Scoperto anni orsono con l'EP "Sweet Nothings", un disco strumentale dalle tinte progressive con rimandi ad Opeth, Guthrie Govan e tutto il mondo del chitarrismo contemporaneo in toto, Plini arriva nel 2016 con la sua "prima" prova dopo aver sedimentato la propria fama attraverso la rete e una serie di singoli (e raccolte) veramente ben riusciti, oltre all'EP sopracitato, proponendo un disco di progressive Rock/Metal cangiante e ben strutturato, avvalendosi della collaborazione di grandissimi musicisti di fama internazionale, come Troy Wright alla batteria, che solidificano una base Prog dall'incedere mai banale dal punto di vista ritmico e melodico/armonico.

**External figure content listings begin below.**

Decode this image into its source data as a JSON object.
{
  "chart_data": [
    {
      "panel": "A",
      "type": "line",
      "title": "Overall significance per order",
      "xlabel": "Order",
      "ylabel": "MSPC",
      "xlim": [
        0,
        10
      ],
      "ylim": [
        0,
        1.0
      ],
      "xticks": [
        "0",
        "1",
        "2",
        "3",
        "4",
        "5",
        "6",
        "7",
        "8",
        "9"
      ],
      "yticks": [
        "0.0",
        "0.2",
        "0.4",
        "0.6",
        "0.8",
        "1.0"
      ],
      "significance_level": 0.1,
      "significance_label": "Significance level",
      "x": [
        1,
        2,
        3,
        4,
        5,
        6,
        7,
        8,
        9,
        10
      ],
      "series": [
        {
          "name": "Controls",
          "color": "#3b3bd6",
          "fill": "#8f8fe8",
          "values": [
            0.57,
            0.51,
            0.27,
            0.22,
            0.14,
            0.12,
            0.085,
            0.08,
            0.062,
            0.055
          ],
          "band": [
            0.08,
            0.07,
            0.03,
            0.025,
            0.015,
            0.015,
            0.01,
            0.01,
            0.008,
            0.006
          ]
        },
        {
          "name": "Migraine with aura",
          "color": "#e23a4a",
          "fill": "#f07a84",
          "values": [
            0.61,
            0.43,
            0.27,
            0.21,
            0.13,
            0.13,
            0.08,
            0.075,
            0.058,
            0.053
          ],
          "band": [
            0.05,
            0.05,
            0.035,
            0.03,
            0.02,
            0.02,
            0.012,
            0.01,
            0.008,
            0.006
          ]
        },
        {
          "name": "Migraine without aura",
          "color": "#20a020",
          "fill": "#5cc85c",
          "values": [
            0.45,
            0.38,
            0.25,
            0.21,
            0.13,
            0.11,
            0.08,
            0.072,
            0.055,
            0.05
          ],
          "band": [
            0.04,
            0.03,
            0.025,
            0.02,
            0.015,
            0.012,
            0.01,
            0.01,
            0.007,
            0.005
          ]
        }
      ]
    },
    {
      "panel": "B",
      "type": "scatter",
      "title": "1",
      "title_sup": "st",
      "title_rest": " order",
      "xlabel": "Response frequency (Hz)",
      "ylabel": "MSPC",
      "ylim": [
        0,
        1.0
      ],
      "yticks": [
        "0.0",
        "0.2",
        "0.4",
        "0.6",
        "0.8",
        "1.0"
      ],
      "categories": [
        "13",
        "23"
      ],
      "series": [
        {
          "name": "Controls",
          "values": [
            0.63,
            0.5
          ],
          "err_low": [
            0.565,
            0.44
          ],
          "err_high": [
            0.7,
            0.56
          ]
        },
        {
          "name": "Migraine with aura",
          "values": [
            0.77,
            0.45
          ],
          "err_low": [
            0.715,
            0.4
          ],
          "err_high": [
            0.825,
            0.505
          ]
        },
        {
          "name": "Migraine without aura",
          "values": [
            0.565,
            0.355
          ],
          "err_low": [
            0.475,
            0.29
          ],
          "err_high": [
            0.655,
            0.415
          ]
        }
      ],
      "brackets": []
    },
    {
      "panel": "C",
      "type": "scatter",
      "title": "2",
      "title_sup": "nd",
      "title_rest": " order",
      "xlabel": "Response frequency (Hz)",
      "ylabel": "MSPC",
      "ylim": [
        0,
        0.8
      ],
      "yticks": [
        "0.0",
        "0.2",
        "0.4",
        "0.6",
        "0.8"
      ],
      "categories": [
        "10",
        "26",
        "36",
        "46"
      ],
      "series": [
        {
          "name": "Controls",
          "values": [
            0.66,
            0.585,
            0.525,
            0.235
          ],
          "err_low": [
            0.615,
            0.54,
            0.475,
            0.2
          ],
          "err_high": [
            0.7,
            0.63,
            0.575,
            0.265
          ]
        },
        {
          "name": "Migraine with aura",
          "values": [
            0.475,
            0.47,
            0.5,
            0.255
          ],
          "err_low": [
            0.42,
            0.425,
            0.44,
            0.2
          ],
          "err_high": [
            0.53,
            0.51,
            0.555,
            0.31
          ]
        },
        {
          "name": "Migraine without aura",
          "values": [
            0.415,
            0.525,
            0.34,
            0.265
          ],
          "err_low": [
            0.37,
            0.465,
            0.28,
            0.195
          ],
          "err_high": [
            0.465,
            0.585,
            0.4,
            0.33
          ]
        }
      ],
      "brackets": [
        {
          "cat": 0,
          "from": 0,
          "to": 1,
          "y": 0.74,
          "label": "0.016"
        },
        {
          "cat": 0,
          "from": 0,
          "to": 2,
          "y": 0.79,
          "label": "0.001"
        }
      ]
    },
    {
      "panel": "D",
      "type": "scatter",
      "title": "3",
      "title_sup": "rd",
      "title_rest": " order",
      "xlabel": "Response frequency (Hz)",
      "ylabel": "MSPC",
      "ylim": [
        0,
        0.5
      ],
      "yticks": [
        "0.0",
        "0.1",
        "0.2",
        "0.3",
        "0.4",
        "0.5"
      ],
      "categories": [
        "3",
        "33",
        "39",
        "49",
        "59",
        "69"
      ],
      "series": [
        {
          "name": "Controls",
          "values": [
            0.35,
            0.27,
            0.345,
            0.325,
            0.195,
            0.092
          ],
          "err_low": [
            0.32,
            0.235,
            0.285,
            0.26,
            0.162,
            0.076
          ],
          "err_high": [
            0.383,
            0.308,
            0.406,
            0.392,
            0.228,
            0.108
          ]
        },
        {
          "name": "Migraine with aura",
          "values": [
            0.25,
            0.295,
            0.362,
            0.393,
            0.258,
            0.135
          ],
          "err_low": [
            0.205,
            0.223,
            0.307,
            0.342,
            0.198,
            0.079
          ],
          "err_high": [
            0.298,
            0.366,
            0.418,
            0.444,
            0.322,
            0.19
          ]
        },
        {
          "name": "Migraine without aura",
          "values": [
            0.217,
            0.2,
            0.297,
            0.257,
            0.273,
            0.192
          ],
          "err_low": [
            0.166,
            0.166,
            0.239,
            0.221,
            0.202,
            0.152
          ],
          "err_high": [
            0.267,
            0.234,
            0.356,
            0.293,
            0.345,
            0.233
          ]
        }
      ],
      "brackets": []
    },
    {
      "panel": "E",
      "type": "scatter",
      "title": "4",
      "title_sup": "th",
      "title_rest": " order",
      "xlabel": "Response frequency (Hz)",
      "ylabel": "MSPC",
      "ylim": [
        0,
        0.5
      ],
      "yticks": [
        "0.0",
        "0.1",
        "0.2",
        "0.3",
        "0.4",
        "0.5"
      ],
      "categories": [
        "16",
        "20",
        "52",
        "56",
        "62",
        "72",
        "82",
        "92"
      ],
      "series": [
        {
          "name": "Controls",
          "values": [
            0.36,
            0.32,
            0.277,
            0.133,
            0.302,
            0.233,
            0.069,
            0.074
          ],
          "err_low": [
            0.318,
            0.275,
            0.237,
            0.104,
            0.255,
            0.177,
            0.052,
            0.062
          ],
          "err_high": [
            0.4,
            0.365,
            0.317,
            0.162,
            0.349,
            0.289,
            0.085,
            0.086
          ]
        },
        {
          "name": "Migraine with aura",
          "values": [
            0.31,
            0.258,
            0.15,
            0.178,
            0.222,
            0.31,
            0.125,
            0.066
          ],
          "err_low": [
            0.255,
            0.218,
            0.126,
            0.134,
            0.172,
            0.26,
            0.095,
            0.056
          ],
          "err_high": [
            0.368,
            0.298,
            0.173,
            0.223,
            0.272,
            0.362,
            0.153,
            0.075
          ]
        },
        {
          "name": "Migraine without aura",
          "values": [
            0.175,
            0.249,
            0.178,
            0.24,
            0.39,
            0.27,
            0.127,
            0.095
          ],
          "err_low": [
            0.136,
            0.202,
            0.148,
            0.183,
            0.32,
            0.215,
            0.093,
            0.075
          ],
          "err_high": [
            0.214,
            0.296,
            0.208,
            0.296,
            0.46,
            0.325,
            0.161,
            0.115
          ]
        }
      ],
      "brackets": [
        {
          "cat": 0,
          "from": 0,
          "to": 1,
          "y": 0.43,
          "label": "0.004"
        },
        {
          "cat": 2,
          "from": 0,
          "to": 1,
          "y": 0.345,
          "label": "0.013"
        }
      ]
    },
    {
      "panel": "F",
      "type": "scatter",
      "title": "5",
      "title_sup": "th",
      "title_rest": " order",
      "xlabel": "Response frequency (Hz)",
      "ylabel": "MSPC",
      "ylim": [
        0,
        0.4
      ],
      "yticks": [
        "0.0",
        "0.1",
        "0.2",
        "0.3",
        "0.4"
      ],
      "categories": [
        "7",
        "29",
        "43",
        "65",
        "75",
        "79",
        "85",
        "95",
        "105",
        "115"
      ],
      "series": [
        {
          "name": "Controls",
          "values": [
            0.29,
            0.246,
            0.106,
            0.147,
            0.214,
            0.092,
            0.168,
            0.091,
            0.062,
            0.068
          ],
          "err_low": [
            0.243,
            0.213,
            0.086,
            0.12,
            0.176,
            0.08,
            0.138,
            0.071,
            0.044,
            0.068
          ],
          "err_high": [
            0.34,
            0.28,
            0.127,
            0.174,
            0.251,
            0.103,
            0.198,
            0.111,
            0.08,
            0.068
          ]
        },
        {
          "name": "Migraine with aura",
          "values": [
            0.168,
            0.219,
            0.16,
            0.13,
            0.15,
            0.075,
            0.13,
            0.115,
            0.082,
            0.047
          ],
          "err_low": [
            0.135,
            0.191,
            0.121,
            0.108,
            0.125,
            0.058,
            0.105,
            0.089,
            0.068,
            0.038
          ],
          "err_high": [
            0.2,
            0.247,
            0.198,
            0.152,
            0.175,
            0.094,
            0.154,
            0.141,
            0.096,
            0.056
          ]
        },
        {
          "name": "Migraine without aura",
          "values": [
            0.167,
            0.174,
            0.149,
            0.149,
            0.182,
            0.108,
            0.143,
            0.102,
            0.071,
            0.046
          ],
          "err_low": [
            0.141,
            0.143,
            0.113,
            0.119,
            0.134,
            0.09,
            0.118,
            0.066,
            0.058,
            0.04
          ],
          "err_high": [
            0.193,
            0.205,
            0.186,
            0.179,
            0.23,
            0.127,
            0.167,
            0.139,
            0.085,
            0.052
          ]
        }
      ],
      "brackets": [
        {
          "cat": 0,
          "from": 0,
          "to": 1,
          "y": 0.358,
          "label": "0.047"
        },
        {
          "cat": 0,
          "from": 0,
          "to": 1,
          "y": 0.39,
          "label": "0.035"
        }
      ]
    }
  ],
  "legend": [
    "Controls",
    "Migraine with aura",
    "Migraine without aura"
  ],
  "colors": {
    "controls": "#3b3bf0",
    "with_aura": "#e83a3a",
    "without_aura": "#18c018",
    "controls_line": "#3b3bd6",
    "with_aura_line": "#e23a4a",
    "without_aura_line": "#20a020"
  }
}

Sperimentando ritmi peculiari (l'intro dell'opener "Electric Sunrise" è tutto in 13), armonie "maggioreggianti" qua e là molto inusuali che ricordano che ne so, uno Steve Vai dei tempi migliori, e una lead guitar in balia di slide, arpeggi fugaci, tapping e un vibrato "importante", Plini riesce dove molti suoi contemporanei hanno fallito ossia proporci canzoni di ottima fattura e non solo i soliti esercizi di stile dove la tecnica funambolica rimane fine a sè stessa, utilizzando sapientemente anche rimandi al Djent senza eccedere nel solito manierismo monocorda della peggior specie, lasciando spazio ad intermezzi Ambient minimali ma efficaci e un sottofondo di tastiere davvero gustoso.
Uniamo il tutto ad echi di Jazz/Fusion nel fraseggio in legato zoppicante, e una sezione ritmica impressionante nel suo mescolare tutto questo ben di Dio, ci ritroviamo davanti ad un disco veramente ben riuscito, che esprime sopratutto una solarità e oserei dire anche una gioia che traspare immediatamente all'ascolto.
Una su tutte, la traccia finale "Cascade" rappresenta il perfetto equilibrio tra "nutrimento e gusto", per citare una famosa pubblicità, un pezzo secondo me che spicca per bilanciamento di tutti questi elementi finora descritti.
Bellissima anche la copertina, surreale, fumettistica e immaginifica come la musica contenuta in questo disco.
Plini si saprà ripetere alla grande con i successivi lavori, un dettaglio non da poco, e che ci consegna un artista, più che un chitarrista, all'altezza della propria fama e che può continuare a stupirci nel tempo.